Rohin Shah comments on AXRP Episode 8 - Assistance Games with Dylan Hadfield-Menell

Rohin Shah 27 Jun 2021 11:07 UTC
LW: 3 AF: 3
AF
Planned summary for the Alignment Newsletter:
As with most other podcasts, I will primarily link you to my past summaries of the papers discussed in the episode. In this case they were all discussed in the special issue [AN #69](https://mailchi.mp/59ddebcb3b9a/an-69-stuart-russells-new-book-on-why-we-need-to-replace-the-standard-model-of-ai) on Human Compatible and the various papers relevant to it. Some points that I haven’t previously summarized:
1. The interviewee thinks of assistance games as an _analytical tool_ that allows us to study the process by which humans convey normative information (such as goals) to an AI system. Normally, the math we write down takes the objective as given, whereas an assistance game uses math that assumes there is a human with a communication channel to the AI system. We can thus talk mathematically about how the human communicates with the AI system.

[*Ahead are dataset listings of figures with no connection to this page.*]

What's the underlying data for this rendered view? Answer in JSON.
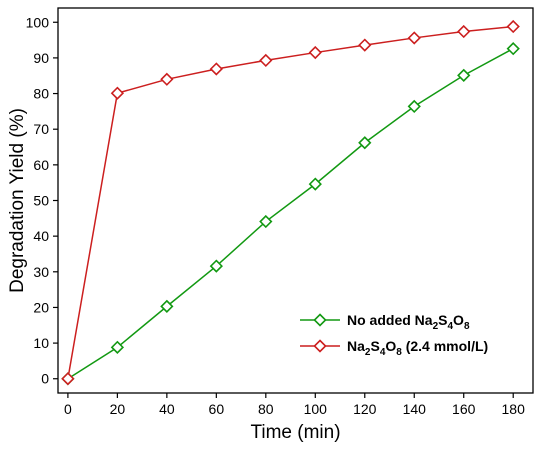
{
  "chart_data": {
    "type": "line",
    "xlabel": "Time (min)",
    "ylabel": "Degradation Yield (%)",
    "x": [
      0,
      20,
      40,
      60,
      80,
      100,
      120,
      140,
      160,
      180
    ],
    "xlim": [
      -4,
      188
    ],
    "ylim": [
      -4,
      104
    ],
    "xticks": [
      "0",
      "20",
      "40",
      "60",
      "80",
      "100",
      "120",
      "140",
      "160",
      "180"
    ],
    "yticks": [
      "0",
      "10",
      "20",
      "30",
      "40",
      "50",
      "60",
      "70",
      "80",
      "90",
      "100"
    ],
    "grid": false,
    "legend_position": "bottom-right",
    "series": [
      {
        "name_parts": {
          "a": "No added Na",
          "b": "2",
          "c": "S",
          "d": "4",
          "e": "O",
          "f": "8",
          "g": ""
        },
        "color": "#129912",
        "marker": "diamond-open",
        "values": [
          0,
          8.8,
          20.3,
          31.6,
          44.1,
          54.6,
          66.2,
          76.4,
          85.1,
          92.6
        ]
      },
      {
        "name_parts": {
          "a": "Na",
          "b": "2",
          "c": "S",
          "d": "4",
          "e": "O",
          "f": "8",
          "g": " (2.4 mmol/L)"
        },
        "color": "#cc1f1f",
        "marker": "diamond-open",
        "values": [
          0,
          80.1,
          84.0,
          86.9,
          89.3,
          91.5,
          93.6,
          95.6,
          97.4,
          98.8
        ]
      }
    ]
  }
}
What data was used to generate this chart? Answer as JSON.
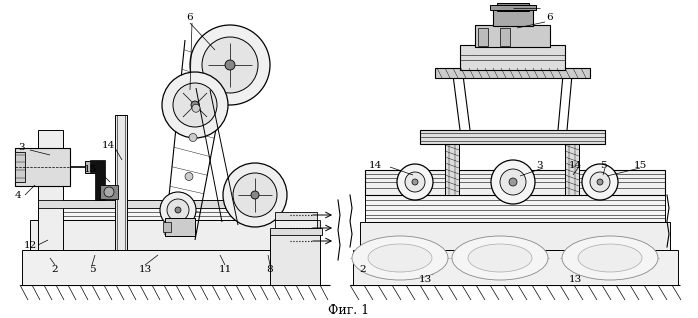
{
  "caption": "Фиг. 1",
  "bg_color": "#ffffff",
  "lc": "#000000",
  "fig_width": 6.98,
  "fig_height": 3.18,
  "dpi": 100,
  "caption_fs": 9,
  "label_fs": 7.5
}
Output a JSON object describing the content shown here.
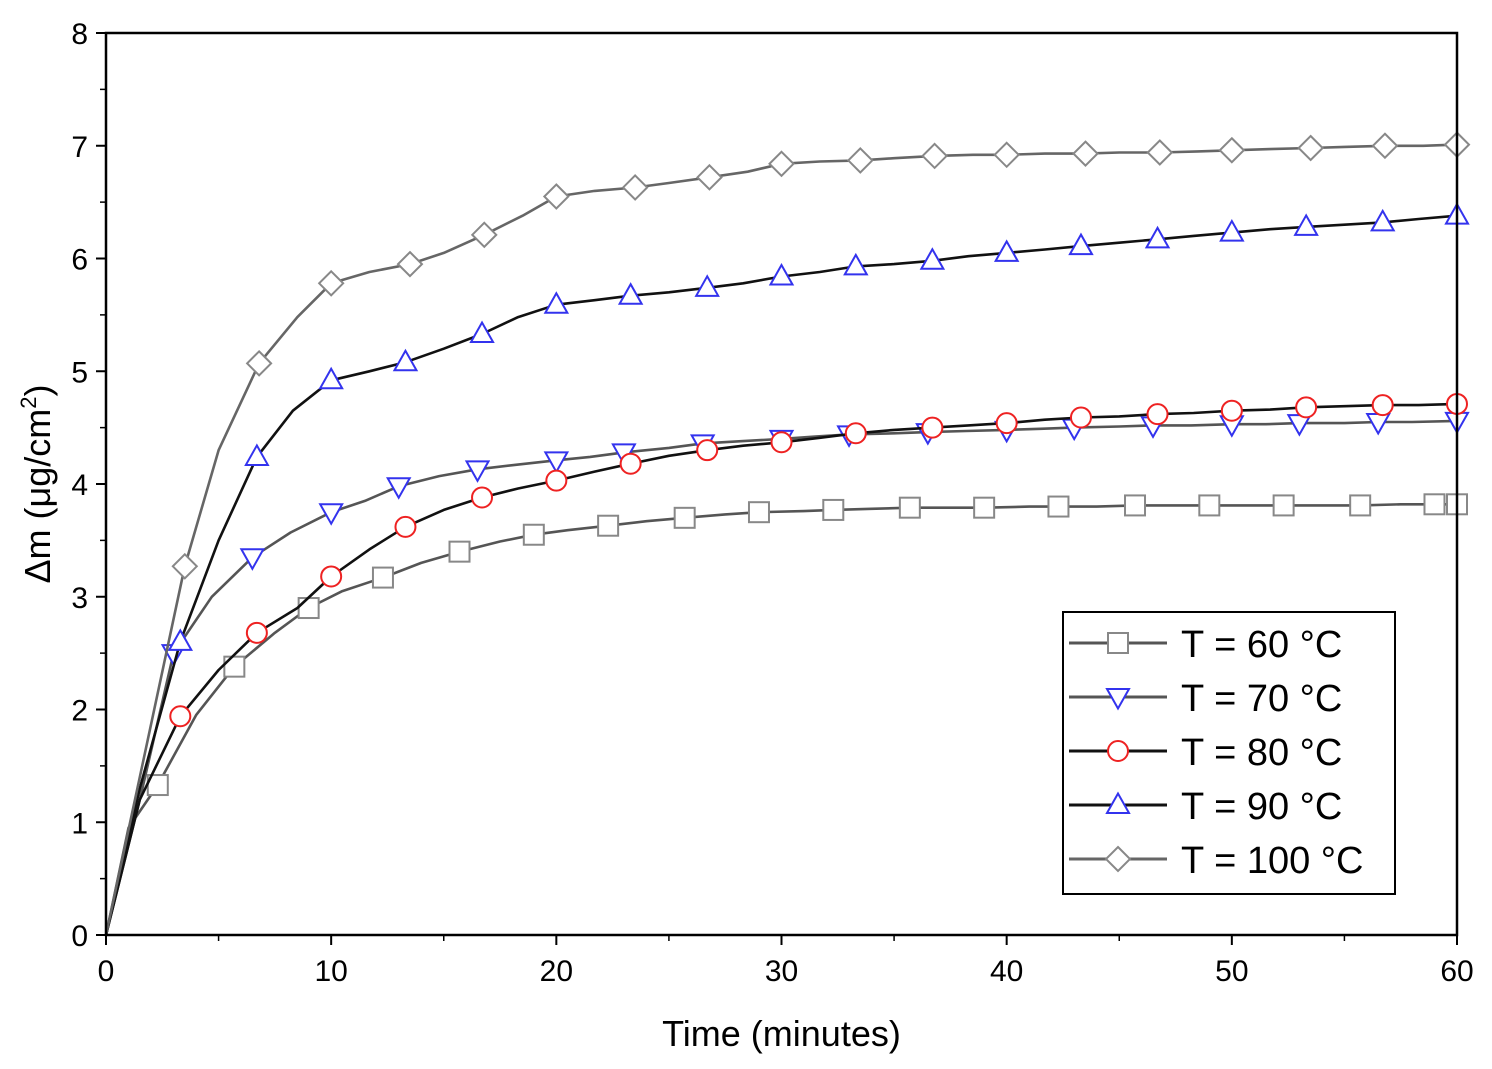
{
  "chart_data": {
    "type": "line",
    "xlabel": "Time (minutes)",
    "ylabel_main": "Δm (μg/cm",
    "ylabel_sup": "2",
    "ylabel_close": ")",
    "xlim": [
      0,
      60
    ],
    "ylim": [
      0,
      8
    ],
    "xticks": [
      0,
      10,
      20,
      30,
      40,
      50,
      60
    ],
    "yticks": [
      0,
      1,
      2,
      3,
      4,
      5,
      6,
      7,
      8
    ],
    "grid": false,
    "legend_position": "bottom-right",
    "series": [
      {
        "name": "T = 60 °C",
        "marker": "square",
        "line_color": "#555555",
        "marker_color": "#888888",
        "x": [
          0,
          1,
          2.3,
          4,
          5.7,
          7.5,
          9,
          10.5,
          12.3,
          14,
          15.7,
          17.5,
          19,
          20.5,
          22.3,
          24,
          25.7,
          27.5,
          29,
          31,
          32.3,
          34,
          35.7,
          37.5,
          39,
          41,
          42.3,
          44,
          45.7,
          47.5,
          49,
          51,
          52.3,
          54,
          55.7,
          57.5,
          59,
          60
        ],
        "y": [
          0,
          0.95,
          1.33,
          1.95,
          2.38,
          2.68,
          2.9,
          3.05,
          3.17,
          3.3,
          3.4,
          3.49,
          3.55,
          3.59,
          3.63,
          3.67,
          3.7,
          3.73,
          3.75,
          3.76,
          3.77,
          3.78,
          3.79,
          3.79,
          3.79,
          3.8,
          3.8,
          3.8,
          3.81,
          3.81,
          3.81,
          3.81,
          3.81,
          3.81,
          3.81,
          3.82,
          3.82,
          3.82
        ]
      },
      {
        "name": "T = 70 °C",
        "marker": "triangle-down",
        "line_color": "#555555",
        "marker_color": "#3333ee",
        "x": [
          0,
          1.5,
          3,
          4.7,
          6.5,
          8.2,
          10,
          11.5,
          13,
          14.8,
          16.5,
          18.2,
          20,
          21.5,
          23,
          25,
          26.5,
          28.2,
          30,
          31.5,
          33,
          35,
          36.5,
          38.2,
          40,
          41.5,
          43,
          45,
          46.5,
          48.2,
          50,
          51.5,
          53,
          55,
          56.5,
          58,
          60
        ],
        "y": [
          0,
          1.2,
          2.5,
          3.0,
          3.35,
          3.57,
          3.75,
          3.85,
          3.98,
          4.07,
          4.13,
          4.17,
          4.21,
          4.24,
          4.28,
          4.32,
          4.36,
          4.38,
          4.4,
          4.42,
          4.44,
          4.45,
          4.46,
          4.47,
          4.48,
          4.49,
          4.5,
          4.51,
          4.52,
          4.52,
          4.53,
          4.53,
          4.54,
          4.54,
          4.55,
          4.55,
          4.56
        ]
      },
      {
        "name": "T = 80 °C",
        "marker": "circle",
        "line_color": "#111111",
        "marker_color": "#ee2222",
        "x": [
          0,
          1.5,
          3.3,
          5,
          6.7,
          8.5,
          10,
          11.7,
          13.3,
          15,
          16.7,
          18.3,
          20,
          21.7,
          23.3,
          25,
          26.7,
          28.3,
          30,
          31.7,
          33.3,
          35,
          36.7,
          38.3,
          40,
          41.7,
          43.3,
          45,
          46.7,
          48.3,
          50,
          51.7,
          53.3,
          55,
          56.7,
          58.3,
          60
        ],
        "y": [
          0,
          1.2,
          1.94,
          2.35,
          2.68,
          2.9,
          3.18,
          3.42,
          3.62,
          3.77,
          3.88,
          3.96,
          4.03,
          4.11,
          4.18,
          4.25,
          4.3,
          4.34,
          4.37,
          4.41,
          4.45,
          4.48,
          4.5,
          4.52,
          4.54,
          4.57,
          4.59,
          4.6,
          4.62,
          4.63,
          4.65,
          4.66,
          4.68,
          4.69,
          4.7,
          4.7,
          4.71
        ]
      },
      {
        "name": "T = 90 °C",
        "marker": "triangle-up",
        "line_color": "#111111",
        "marker_color": "#3333ee",
        "x": [
          0,
          1.5,
          3.3,
          5,
          6.7,
          8.3,
          10,
          11.7,
          13.3,
          15,
          16.7,
          18.3,
          20,
          21.7,
          23.3,
          25,
          26.7,
          28.3,
          30,
          31.7,
          33.3,
          35,
          36.7,
          38.3,
          40,
          41.7,
          43.3,
          45,
          46.7,
          48.3,
          50,
          51.7,
          53.3,
          55,
          56.7,
          58.3,
          60
        ],
        "y": [
          0,
          1.3,
          2.6,
          3.5,
          4.24,
          4.65,
          4.92,
          5.0,
          5.08,
          5.2,
          5.33,
          5.48,
          5.59,
          5.63,
          5.67,
          5.7,
          5.74,
          5.78,
          5.84,
          5.88,
          5.93,
          5.95,
          5.98,
          6.02,
          6.05,
          6.08,
          6.11,
          6.14,
          6.17,
          6.2,
          6.23,
          6.26,
          6.28,
          6.3,
          6.32,
          6.35,
          6.38
        ]
      },
      {
        "name": "T = 100 °C",
        "marker": "diamond",
        "line_color": "#666666",
        "marker_color": "#888888",
        "x": [
          0,
          1.5,
          3.5,
          5,
          6.8,
          8.5,
          10,
          11.7,
          13.5,
          15,
          16.8,
          18.5,
          20,
          21.7,
          23.5,
          25,
          26.8,
          28.5,
          30,
          31.7,
          33.5,
          35,
          36.8,
          38.5,
          40,
          41.7,
          43.5,
          45,
          46.8,
          48.5,
          50,
          51.7,
          53.5,
          55,
          56.8,
          58.5,
          60
        ],
        "y": [
          0,
          1.4,
          3.27,
          4.3,
          5.07,
          5.48,
          5.78,
          5.88,
          5.95,
          6.05,
          6.21,
          6.38,
          6.55,
          6.6,
          6.63,
          6.67,
          6.72,
          6.77,
          6.84,
          6.86,
          6.87,
          6.89,
          6.91,
          6.92,
          6.92,
          6.93,
          6.93,
          6.94,
          6.94,
          6.95,
          6.96,
          6.97,
          6.98,
          6.99,
          7.0,
          7.0,
          7.01
        ]
      }
    ]
  }
}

2. This then allows us to talk about issues that might arise. For example, <@assistive bandits@>(@The Assistive Multi-Armed Bandit@) considers the fact that humans might be learning over time (rather than starting out as optimal).
3. By using assistance games, we build an expectation directly into the math that our AI systems will have ongoing oversight and adaptation, which seems significantly better than doing this on an ad hoc basis (as is currently the case). This should help both near-term and long-term systems.
4. One core question is how we can specify a communication mechanism that is robust to misspecification. We can operationalize this as: if your AI system is missing some relevant features about the world, how bad could outcomes be? For example, it seems like demonstrating what you want (i.e. imitation learning) is more robust than directly saying what the goal is.
5. One piece of advice for deep learning practitioners is to think about where the normative information for your AI system is coming from, and whether it is sufficient to convey what you want. For example, large language models have trillions of parameters, but only hundreds of decisions into choosing what data to train them on—is that enough? The language we train on has lots of normative content—does that compensate?
6. Dylan says: “if you’re interested in doing this type of work and you thought this conversation was fun and you’d like to have more conversations like it with me, I’ll invite you to [apply to MIT’s EECS PhD program](https://gradapply.mit.edu/eecs/apply/login/?next=/eecs/) next year and mention me in your application.”
Planned opinion:
I’m a big fan of thinking about how normative information is transferred from us to our agents—I frequently ask myself questions like “how does the agent get the information to know X”, where X is something normative like “wireheading is bad”.
In the case of large neural nets, I generally like assistance games as an analysis tool for thinking about how such AI systems should behave at deployment time, for the reasons outlined in the podcast. It’s less clear what the framework has to say about what should be done about training time, when we don’t expect to have a human in the loop (or we expect that to be a relative minority of our training data).
To be clear, this should be taken as an endorsement of thinking about assistance games: my point is just that (according to me) it is best to think of them in relation to deployment, not training. A framework doesn’t have to apply to everything in order to be well worth thinking about.